CONTRE LA RÉFORME DU CODE DU TRAVAIL, DES GRÉVISTES PAR MILLIONS... C’ÉTAIT EN INDE, IL Y A QUELQUES JOURS !

mardi 29 septembre 2015

Quand l’Inde se met en grève – La réforme du code du travail

Un conflit social d’une ampleur jamais vue. Mercredi 2 septembre, ce sont près de 150 millions de travailleuses et travailleurs de toute l’Inde et de tous secteurs qui ont refusé de rejoindre leur poste. Ils·Elles s’opposaient à la réforme du code du travail proposée par le Premier ministre Narendra Modi, membre de l’ultranationaliste et conservateur Bharatiya Janata Party. Entre autres, ils·elles réclamaient un salaire minimum décent, l’amélioration des normes de sécurité au travail et la sécurité sociale pour celles et ceux qui travaillent dans l’économie informelle. e Sous le fallacieux prétexte de simplifier le code du travail, régi par des centaines de lois et différencié selon les Etats, Modi offre aux employeur·e·s une réforme qui est loin de leur porter préjudice. Il y a 15 mois, le Premier ministre avait déjà usé d’un argumentaire ouvertement promarché pour se faire élire. Aujourd’hui, il joue la carte du discours alarmiste, augurant une fuite des investisseurs étrangers si sa réforme n’est pas acceptée. Lorsque l’on sait que la croissance indienne atteint 7 %, on conçoit que ce boniment sert de prétexte pour légitimer le privilège accordé au profit et la démolition d’une protection sociale déjà peu étendue.
La réforme envisagée prévoit différentes mesures, dont les plus scandaleuses sont la limitation du droit des travailleuses et travailleurs à se regrouper en syndicat, une facilitation des licenciements pour les entreprises de moins de 300 employé·e·s et la libéralisation de l’engagement des emplois précaires. L’impact est particulièrement important pour les petites sociétés, or elles représentent plus de 85 % des manufactures du sous-continent.

150 millions de grévistes

Les principales centrales syndicales et certains partis de gauche se sont ralliés pour dénoncer cette réforme en appelant à la grève. Ils ont été plus loin en exigeant une augmentation du salaire minimum (à 250 $ par mois), ainsi que la protection sociale et la sécurité au travail pour toutes et tous. Ils ont également réclamé que le gouvernement renonce à la vente des parts des entreprises publiques pour renflouer ses caisses et à la fermeture des structures dites « improductives ».
La journée de grève s’est déroulée dans le calme dans la majorité des villes du pays ; seuls des heurts avec la police ont été relevés à Kolkata (Calcutta). Partout, des secteurs aussi variés que les services (banques, administrations publiques…), l’industrie, les mines et les transports se sont immobilisés. La portée du mouvement s’illustre encore davantage par le fait que les salarié·e·s du secteur informel, parmi les plus précaires (journaliers, serviteurs, vendeurs…), se sont associés à la protestation. En outre, les jeunes ont été largement représentés dans cette spectaculaire manifestation d’opposition à l’exploitation du salariat.
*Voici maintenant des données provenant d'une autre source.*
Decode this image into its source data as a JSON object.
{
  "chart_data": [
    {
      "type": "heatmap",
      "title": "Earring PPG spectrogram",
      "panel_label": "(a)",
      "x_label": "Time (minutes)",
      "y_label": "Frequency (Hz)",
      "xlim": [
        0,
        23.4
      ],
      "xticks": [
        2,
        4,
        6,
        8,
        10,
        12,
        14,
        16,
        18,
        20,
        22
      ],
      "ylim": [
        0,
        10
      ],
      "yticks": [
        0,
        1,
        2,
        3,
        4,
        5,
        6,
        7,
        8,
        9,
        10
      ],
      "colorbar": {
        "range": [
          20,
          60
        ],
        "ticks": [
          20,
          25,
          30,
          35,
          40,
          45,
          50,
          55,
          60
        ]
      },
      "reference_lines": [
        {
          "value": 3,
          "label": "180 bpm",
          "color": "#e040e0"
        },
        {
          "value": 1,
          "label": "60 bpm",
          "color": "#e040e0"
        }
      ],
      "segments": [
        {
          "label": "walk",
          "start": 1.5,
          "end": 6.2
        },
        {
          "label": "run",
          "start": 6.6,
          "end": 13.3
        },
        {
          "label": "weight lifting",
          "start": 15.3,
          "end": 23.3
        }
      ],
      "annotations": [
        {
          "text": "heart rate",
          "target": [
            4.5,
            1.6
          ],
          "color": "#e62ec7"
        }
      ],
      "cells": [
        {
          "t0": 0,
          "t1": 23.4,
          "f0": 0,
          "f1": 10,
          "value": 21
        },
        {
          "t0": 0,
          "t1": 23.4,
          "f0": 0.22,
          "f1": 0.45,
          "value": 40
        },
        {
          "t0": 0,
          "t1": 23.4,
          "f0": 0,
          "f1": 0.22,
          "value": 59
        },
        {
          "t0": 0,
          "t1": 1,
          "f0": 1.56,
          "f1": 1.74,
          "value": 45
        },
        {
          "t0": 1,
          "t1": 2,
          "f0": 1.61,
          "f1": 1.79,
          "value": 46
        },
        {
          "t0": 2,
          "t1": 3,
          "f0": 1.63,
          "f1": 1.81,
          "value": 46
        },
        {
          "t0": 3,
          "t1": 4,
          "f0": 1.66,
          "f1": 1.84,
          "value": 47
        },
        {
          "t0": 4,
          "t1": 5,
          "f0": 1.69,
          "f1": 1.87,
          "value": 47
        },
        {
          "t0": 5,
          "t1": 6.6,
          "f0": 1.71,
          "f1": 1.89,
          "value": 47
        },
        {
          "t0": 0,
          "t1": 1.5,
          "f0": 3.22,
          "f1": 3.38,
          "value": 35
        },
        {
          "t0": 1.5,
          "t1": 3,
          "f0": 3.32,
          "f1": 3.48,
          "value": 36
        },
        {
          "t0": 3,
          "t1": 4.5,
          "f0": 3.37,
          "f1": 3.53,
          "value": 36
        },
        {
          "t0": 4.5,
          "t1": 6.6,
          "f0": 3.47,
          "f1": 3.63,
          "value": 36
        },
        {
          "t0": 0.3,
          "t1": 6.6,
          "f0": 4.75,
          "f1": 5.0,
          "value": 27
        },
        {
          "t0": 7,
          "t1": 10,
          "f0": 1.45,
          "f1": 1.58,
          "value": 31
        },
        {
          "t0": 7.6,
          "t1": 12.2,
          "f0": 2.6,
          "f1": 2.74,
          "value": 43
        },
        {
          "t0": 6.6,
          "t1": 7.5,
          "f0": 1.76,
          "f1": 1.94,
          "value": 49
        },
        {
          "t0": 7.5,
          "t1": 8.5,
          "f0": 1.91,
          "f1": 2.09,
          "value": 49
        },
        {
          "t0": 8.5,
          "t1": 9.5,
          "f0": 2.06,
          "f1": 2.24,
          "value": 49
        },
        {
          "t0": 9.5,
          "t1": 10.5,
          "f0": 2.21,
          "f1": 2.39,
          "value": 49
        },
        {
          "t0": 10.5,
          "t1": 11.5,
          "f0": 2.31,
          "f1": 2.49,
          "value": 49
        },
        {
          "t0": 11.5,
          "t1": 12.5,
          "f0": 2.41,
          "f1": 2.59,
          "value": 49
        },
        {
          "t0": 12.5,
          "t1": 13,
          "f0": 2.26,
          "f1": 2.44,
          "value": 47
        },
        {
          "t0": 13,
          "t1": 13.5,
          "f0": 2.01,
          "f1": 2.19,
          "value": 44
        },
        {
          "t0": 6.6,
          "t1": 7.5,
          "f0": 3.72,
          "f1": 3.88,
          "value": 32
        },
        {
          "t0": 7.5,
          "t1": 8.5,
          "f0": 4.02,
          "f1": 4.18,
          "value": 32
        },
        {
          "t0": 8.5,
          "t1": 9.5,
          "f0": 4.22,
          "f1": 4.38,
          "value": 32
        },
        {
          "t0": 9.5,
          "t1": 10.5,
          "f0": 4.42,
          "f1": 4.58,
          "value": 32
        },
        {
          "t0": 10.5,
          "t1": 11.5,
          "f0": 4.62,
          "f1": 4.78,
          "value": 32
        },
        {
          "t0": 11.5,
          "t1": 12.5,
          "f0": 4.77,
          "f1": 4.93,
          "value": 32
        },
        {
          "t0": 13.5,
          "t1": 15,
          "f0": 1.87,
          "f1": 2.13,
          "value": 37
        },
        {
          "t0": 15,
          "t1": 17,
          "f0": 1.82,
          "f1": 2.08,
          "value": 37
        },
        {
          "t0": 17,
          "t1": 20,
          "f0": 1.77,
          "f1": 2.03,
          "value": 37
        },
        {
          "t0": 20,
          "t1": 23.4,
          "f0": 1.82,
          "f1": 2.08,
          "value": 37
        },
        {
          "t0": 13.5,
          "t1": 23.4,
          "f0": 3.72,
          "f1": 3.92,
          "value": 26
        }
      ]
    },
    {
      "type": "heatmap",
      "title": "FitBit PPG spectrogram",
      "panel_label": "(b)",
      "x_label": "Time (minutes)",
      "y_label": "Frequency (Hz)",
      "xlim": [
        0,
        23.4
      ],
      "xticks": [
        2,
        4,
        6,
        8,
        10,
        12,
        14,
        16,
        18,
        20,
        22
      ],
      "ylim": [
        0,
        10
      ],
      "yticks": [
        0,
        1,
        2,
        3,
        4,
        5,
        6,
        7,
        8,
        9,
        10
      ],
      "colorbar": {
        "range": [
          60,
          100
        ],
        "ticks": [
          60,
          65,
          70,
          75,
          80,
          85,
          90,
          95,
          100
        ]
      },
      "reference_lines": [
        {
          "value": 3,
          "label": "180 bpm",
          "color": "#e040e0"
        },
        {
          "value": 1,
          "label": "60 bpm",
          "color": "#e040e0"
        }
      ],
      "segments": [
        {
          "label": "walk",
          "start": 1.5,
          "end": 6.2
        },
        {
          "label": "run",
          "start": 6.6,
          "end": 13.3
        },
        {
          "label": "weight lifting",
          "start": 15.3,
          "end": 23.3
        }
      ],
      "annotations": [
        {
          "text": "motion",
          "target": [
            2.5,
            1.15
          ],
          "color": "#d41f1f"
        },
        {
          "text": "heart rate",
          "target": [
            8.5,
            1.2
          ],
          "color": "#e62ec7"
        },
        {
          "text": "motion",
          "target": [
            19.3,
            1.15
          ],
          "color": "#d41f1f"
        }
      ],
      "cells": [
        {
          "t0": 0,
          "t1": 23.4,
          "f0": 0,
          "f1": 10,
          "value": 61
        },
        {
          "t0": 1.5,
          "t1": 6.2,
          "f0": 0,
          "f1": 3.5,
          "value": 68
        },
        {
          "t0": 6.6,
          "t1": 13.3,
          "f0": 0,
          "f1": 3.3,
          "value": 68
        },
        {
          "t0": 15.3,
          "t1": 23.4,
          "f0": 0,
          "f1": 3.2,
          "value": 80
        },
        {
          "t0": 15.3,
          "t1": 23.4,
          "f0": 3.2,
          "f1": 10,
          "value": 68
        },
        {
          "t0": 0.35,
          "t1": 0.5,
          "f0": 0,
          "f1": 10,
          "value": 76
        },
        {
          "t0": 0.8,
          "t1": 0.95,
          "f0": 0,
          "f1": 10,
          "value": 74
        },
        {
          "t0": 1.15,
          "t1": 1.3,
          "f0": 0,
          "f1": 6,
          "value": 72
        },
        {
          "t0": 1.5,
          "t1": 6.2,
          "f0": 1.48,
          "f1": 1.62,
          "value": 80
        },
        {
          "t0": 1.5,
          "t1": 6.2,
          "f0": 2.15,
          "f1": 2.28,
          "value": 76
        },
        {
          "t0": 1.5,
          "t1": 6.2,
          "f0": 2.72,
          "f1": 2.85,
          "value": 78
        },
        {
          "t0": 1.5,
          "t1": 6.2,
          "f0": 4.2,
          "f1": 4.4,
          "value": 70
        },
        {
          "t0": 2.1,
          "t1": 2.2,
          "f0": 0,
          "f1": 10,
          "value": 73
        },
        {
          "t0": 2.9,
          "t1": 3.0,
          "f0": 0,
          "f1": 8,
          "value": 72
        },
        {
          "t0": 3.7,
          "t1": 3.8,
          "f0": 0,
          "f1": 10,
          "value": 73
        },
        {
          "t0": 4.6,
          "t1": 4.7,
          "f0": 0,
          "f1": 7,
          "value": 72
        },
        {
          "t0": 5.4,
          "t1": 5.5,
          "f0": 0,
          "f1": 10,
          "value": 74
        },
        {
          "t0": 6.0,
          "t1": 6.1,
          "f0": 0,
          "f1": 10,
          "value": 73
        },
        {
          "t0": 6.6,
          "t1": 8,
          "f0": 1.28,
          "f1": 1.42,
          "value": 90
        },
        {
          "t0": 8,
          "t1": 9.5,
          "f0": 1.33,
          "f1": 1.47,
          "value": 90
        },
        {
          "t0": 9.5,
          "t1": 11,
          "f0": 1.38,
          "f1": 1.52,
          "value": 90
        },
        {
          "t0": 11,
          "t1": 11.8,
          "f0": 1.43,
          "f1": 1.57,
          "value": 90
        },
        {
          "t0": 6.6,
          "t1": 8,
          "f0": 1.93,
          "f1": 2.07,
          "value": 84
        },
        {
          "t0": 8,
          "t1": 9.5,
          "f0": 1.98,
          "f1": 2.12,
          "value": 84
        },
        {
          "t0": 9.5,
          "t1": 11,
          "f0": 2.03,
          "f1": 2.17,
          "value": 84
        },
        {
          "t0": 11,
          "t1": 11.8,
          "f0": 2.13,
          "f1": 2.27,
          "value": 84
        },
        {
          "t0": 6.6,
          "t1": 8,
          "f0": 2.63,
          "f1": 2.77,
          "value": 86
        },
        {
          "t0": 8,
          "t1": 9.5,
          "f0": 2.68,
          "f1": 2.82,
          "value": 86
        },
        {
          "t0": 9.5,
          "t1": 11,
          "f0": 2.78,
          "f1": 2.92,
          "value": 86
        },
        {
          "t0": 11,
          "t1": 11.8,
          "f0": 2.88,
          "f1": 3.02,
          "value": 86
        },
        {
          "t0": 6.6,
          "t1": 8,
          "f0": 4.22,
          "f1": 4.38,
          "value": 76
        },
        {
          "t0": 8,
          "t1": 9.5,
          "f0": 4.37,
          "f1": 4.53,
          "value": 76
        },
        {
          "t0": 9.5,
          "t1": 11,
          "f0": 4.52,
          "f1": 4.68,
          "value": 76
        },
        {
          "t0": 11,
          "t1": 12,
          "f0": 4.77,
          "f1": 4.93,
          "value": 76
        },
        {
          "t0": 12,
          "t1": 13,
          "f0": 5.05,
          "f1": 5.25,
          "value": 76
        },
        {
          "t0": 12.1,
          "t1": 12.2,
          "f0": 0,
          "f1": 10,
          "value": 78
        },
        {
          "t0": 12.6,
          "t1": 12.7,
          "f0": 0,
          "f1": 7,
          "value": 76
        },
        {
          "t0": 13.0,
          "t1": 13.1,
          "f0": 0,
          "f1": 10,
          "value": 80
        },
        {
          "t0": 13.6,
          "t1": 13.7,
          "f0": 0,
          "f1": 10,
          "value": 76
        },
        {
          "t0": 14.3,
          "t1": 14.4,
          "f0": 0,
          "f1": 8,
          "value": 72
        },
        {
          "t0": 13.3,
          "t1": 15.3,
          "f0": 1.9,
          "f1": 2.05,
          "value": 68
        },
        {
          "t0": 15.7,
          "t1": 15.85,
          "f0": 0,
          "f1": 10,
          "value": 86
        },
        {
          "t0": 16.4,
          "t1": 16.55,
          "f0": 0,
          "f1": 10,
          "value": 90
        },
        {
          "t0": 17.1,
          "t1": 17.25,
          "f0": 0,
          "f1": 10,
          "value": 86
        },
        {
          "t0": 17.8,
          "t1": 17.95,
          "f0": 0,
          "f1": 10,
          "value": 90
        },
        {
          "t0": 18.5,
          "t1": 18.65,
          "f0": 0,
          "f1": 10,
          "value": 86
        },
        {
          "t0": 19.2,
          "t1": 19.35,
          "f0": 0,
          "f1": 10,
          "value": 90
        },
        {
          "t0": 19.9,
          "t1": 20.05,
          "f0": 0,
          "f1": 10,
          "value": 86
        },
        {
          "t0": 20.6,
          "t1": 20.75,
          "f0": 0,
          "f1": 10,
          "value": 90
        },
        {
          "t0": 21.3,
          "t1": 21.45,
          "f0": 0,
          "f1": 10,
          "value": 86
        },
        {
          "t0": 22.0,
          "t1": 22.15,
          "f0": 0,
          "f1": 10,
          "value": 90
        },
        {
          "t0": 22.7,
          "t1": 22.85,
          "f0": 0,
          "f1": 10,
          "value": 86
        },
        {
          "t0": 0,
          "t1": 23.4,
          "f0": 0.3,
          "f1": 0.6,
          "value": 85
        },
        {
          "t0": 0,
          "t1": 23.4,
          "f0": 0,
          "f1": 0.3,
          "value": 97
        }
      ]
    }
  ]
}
Population à bout de souffle et radicalisation des syndicats

Cette grève montre le raffermissement des positions de la plupart des syndicats du pays. En effet, depuis l’ouverture au marché mondial de l’Inde et la libéralisation progressive de l’économie, les syndicats ont été amenés à une radicalisation et un détachement des partis traditionnels. Face à la réduction du secteur public et secondaire ainsi qu’à l’augmentation du secteur informel, ils se sont rapprochés de leur base populaire et ont amorcé une coordination qui semble porter ses fruits.

Depuis 1991, pas moins de 17 grèves générales ont eu lieu, dont la plus impressionnante est certainement la dernière en date.

Autre explication à cet embrasement : malgré une entrée spectaculaire sur le marché économique globalisé, l’Inde reste le pays des inégalités. A ce sujet, l’OIT a reconnu qu’entre 1999 et 2011, la productivité du sous-continent a cru de 12,6 %, alors qu’en parallèle les salaires baissaient de 2 %. Quand la plus grande démocratie du monde élit à sa tête un défenseur du profit des actionnaires et du patronat, seul le plus large front de protestation de l’histoire saura abattre l’austérité et améliorer les conditions de vie de centaines de millions de pauvres.